Case Study 2 — The Disk That Filled at 2 a.m.

DataField.Dev

Case Study 2 — The Disk That Filled at 2 a.m.

One of the most common — and most preventable — database outages: the disk fills up, and PostgreSQL grinds to a halt because it can no longer write. The cause was a stalled WAL-archiving process and the absence of disk-space monitoring. Both are basic operational hygiene.

Background

A company ran self-hosted PostgreSQL with WAL archiving enabled for point-in-time recovery (Chapter 28/38): each WAL segment was copied to an archive location (a network share) before being recycled. One night, the network share became unreachable (a credentials expiry). PostgreSQL, doing exactly what it's designed to do, refused to recycle WAL segments that hadn't been successfully archived — because discarding un-archived WAL would break recoverability.

So WAL piled up on the local disk.

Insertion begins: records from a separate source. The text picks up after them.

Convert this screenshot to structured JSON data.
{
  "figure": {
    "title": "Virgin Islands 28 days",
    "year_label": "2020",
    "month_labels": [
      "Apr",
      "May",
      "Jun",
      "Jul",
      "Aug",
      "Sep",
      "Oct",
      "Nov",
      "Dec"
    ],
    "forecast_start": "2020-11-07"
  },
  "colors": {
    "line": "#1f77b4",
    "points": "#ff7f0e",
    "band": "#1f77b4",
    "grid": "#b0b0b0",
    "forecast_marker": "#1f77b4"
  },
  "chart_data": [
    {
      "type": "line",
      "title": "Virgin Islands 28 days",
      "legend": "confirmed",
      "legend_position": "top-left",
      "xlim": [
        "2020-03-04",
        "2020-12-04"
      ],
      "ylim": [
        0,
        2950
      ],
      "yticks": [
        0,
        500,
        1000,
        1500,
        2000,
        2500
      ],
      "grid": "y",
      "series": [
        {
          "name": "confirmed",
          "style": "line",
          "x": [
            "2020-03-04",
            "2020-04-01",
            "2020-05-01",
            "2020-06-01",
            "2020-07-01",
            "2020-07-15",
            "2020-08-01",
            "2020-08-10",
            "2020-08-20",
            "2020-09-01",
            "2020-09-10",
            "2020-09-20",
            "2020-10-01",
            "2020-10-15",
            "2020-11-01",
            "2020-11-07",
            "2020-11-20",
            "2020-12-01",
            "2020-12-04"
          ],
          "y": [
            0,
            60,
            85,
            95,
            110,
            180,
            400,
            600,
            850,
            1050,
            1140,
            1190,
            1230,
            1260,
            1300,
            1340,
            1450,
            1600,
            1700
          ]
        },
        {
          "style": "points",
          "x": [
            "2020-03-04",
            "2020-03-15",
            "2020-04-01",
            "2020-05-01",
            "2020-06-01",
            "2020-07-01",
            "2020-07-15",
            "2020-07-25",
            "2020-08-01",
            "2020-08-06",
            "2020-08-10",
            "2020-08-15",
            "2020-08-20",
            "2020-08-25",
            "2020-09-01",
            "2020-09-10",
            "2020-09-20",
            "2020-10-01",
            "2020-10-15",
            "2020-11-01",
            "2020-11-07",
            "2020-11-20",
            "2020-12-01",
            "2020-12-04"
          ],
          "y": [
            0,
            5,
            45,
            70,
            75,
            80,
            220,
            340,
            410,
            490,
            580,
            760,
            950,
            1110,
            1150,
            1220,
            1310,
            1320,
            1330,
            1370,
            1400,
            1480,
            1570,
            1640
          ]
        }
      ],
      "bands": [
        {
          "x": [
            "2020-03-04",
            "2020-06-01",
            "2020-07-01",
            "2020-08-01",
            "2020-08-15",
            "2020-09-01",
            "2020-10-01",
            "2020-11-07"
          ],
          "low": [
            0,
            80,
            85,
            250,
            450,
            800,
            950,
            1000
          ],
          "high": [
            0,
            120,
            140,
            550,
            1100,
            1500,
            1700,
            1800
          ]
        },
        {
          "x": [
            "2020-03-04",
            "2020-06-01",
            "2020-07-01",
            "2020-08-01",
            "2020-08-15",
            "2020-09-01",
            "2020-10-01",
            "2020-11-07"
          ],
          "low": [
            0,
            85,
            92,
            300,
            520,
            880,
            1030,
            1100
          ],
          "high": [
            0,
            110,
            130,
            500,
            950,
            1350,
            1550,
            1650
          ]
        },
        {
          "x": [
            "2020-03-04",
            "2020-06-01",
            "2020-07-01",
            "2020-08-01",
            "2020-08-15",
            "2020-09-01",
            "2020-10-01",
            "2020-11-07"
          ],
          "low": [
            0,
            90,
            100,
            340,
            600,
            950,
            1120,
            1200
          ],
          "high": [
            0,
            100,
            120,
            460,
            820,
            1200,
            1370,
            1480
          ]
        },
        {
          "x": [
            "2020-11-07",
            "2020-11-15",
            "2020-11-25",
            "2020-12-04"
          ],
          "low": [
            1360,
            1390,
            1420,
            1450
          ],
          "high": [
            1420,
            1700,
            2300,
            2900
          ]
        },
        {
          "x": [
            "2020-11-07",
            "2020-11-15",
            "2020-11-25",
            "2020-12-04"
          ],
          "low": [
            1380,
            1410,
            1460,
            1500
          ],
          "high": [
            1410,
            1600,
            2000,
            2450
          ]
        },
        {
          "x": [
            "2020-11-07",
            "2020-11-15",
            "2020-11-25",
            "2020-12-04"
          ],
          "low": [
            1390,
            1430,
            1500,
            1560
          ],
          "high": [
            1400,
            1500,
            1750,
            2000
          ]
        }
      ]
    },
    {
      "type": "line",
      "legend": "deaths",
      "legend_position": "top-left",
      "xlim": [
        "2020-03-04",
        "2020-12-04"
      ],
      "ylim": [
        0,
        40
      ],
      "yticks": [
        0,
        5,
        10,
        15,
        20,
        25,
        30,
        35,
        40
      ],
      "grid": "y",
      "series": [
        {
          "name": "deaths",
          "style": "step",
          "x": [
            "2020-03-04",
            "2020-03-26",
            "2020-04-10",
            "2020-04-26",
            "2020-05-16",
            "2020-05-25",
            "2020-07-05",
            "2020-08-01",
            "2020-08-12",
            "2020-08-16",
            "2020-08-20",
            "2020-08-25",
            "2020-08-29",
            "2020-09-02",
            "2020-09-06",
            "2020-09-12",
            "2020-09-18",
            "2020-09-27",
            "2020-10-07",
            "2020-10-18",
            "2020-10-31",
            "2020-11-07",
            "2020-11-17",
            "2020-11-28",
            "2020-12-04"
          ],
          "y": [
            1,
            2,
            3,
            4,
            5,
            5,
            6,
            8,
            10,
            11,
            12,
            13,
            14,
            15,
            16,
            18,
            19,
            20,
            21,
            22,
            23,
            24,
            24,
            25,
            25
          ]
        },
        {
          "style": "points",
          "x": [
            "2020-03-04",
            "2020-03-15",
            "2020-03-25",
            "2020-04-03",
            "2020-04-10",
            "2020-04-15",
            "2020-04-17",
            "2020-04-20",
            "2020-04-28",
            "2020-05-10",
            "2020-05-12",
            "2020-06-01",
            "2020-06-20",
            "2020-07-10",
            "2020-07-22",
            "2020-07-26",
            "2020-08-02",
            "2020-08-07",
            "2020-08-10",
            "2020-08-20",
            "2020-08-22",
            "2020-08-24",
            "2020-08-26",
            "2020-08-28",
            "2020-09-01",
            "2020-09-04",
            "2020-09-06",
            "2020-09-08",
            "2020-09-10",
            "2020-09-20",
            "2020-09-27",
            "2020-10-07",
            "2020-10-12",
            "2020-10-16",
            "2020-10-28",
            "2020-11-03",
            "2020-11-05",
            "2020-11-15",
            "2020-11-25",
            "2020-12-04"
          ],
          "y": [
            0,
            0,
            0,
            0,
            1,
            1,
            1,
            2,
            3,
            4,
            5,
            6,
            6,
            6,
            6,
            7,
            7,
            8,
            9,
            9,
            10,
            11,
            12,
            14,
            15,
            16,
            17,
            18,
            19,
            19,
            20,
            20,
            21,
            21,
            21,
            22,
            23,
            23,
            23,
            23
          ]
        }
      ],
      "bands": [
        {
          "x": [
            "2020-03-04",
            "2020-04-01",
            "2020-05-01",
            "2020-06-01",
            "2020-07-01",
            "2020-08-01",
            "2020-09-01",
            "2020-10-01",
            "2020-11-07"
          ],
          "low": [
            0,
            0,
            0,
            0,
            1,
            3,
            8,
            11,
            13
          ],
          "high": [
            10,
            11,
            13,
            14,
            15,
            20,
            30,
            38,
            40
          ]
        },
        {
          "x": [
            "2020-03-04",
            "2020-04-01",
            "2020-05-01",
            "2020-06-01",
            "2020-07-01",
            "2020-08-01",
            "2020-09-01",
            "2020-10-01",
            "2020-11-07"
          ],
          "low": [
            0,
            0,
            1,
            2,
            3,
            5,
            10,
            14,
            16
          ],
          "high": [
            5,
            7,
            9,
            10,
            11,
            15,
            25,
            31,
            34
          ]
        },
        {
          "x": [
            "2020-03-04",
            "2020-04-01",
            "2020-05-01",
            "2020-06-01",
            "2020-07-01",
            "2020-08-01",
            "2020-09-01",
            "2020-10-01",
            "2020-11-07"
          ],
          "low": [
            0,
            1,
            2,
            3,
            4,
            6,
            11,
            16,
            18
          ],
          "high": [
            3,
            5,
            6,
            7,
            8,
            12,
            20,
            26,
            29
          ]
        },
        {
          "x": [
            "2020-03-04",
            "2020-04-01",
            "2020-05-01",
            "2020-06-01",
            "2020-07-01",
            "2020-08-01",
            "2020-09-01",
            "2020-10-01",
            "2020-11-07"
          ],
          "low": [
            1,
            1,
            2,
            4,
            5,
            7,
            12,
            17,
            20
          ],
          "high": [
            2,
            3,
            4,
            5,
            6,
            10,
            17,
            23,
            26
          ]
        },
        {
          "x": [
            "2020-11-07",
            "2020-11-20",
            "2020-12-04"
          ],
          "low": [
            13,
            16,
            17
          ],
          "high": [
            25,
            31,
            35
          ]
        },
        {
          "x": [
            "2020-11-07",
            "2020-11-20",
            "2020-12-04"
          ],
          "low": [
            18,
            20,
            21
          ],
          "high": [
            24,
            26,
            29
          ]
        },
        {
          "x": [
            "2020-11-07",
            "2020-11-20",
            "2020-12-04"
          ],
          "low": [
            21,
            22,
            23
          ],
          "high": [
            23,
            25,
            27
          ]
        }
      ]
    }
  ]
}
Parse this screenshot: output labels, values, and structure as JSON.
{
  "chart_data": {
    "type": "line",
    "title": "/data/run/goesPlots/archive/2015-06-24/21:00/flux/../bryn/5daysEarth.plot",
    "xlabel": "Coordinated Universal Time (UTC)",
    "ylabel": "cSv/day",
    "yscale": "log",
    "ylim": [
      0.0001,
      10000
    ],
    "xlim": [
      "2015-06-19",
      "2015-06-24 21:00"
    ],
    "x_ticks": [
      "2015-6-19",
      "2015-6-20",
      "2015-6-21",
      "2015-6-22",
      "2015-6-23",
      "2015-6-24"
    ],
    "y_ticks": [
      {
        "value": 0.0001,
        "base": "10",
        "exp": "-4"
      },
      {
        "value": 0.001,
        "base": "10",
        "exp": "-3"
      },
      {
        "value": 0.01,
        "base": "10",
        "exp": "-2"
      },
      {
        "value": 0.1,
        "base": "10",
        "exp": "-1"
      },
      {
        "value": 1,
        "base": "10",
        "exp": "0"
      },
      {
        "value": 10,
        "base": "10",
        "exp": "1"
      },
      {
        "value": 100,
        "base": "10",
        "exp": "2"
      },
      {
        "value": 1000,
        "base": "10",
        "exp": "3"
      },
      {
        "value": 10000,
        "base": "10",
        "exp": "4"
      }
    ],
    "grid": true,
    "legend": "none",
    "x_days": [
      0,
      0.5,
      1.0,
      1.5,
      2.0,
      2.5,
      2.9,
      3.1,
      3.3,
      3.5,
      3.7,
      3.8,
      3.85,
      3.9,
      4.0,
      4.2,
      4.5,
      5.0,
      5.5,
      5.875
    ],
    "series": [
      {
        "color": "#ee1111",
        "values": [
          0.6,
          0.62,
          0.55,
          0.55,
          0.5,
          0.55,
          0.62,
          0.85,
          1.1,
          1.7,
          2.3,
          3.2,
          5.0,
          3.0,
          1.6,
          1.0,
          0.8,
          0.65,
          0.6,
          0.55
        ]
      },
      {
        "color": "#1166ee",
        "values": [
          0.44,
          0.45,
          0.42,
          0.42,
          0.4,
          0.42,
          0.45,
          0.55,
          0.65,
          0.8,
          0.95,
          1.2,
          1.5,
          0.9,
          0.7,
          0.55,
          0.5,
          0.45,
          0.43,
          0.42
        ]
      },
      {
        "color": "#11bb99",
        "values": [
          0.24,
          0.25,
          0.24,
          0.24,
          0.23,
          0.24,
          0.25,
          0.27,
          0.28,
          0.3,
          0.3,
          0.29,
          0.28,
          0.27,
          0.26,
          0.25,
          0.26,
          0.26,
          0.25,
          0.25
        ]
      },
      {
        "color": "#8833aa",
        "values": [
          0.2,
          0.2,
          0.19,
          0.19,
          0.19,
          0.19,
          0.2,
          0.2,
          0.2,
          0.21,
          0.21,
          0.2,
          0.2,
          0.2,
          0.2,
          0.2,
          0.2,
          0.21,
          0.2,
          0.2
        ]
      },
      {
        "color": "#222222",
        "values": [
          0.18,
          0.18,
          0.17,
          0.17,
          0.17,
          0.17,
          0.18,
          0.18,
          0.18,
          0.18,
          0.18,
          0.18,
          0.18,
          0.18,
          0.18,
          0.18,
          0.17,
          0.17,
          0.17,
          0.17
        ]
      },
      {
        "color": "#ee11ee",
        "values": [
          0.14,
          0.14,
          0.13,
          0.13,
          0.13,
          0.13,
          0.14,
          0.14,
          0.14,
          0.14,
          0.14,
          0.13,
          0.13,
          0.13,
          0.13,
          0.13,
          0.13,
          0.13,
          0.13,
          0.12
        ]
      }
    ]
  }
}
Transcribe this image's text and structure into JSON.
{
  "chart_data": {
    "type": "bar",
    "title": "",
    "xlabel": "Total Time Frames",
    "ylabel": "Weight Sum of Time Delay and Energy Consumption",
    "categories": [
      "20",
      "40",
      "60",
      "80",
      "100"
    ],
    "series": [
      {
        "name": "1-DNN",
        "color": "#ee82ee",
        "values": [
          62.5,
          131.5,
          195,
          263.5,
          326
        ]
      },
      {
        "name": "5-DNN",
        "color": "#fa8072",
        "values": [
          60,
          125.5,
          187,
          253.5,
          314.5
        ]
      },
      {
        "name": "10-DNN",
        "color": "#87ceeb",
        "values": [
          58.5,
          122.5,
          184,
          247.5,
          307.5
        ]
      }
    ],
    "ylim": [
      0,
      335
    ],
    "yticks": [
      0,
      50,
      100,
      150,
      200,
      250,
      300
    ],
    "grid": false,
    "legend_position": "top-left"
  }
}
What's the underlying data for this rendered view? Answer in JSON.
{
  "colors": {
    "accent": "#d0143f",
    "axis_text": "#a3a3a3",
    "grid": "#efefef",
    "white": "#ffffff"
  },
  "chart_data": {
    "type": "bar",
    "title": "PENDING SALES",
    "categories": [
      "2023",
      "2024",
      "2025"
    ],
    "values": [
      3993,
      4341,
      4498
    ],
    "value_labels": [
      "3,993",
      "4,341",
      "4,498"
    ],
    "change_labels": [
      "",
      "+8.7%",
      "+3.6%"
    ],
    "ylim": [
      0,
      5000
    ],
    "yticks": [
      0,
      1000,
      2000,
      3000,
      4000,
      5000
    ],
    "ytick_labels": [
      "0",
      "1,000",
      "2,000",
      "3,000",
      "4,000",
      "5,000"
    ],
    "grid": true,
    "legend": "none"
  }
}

With no one watching disk space, it filled steadily through the night. At ~2 a.m., the disk hit 100% full. PostgreSQL could no longer write WAL — and since it can't commit anything without writing WAL (durability, Chapter 28) — the database effectively stopped accepting writes. The application went down. On-call was paged into a confusing 2 a.m. incident: "the database is up but nothing works."

What went wrong: two missing safeguards

A stalled archive command silently accumulated WAL. When archive_command keeps failing (the unreachable share), PostgreSQL correctly retains WAL rather than lose it — but that means WAL grows without bound on the local disk until the archive recovers. Nobody was alerted that archiving was failing.
No disk-space monitoring/alerting. The disk filled over hours — ample time to react — but there was no alert on free space. The first signal anyone got was the outage itself. A disk-usage alert at 80% would have turned a 2 a.m. catastrophe into a routine daytime fix.

A full disk is one of the most preventable outages: it happens gradually, it's trivial to monitor, and the failure mode (database halts because it can't write) is well known.

The fix and recovery

Immediate recovery: the on-call freed space carefully (you must not delete WAL files manually — that breaks recovery; instead they archived the backlog or expanded the volume), restored the archive destination (renewed credentials), let PostgreSQL drain its WAL backlog to the archive, and the database resumed.

Prevention:

Monitor and alert on free disk space — alert well before full (e.g., 80%/90%), for the data volume and the WAL volume. The single most important fix.
Monitor archive_command success / archiver lag — alert when archiving starts failing, so a stalled archive is caught while there's still disk, not after WAL has piled up for hours.
Put WAL on its own volume (a common practice) so WAL growth can't fill the data disk (and vice versa), and so it's monitored separately.
Set retention/cleanup correctly and consider tools (pgBackRest, barman) that manage WAL archiving and retention robustly.

The analysis

A full disk halts the database. PostgreSQL must write WAL to commit (durability, Chapter 28); no disk space → no writes → effective outage. It's among the most common production database incidents, and among the most preventable.
WAL accumulates when archiving stalls — by design. PostgreSQL retains un-archived WAL rather than risk recoverability. That's correct, but it means a failing archive_command is a slow-motion disk-fill. You must monitor archiving health, not assume it.
Monitor disk space and alert early. The outage was preventable with a single threshold alert; the disk filled over hours. Free space (data and WAL) is a must-monitor metric. (Chapter 38's monitoring discipline applied.)
Never manually delete WAL to free space. It's tempting at 2 a.m., but deleting un-archived/needed WAL breaks PITR and can corrupt recovery. Free space the right way (expand the volume, fix archiving, use proper tooling).
Separate concerns with separate volumes and robust tooling. Putting WAL on its own volume contains the blast radius; dedicated backup tools (pgBackRest/barman) handle archiving and retention more safely than a hand-rolled archive_command.

Discussion questions

Why did WAL pile up when the archive destination became unreachable? Why is that PostgreSQL behaving correctly?
Why does a full disk halt PostgreSQL specifically (tie to the WAL/durability)?
What single monitoring alert would have prevented the 2 a.m. outage?
Why must you not manually delete WAL files to free space?
⭐ Design the monitoring/alerting you'd put in place for a self-hosted PostgreSQL with WAL archiving. What metrics and thresholds?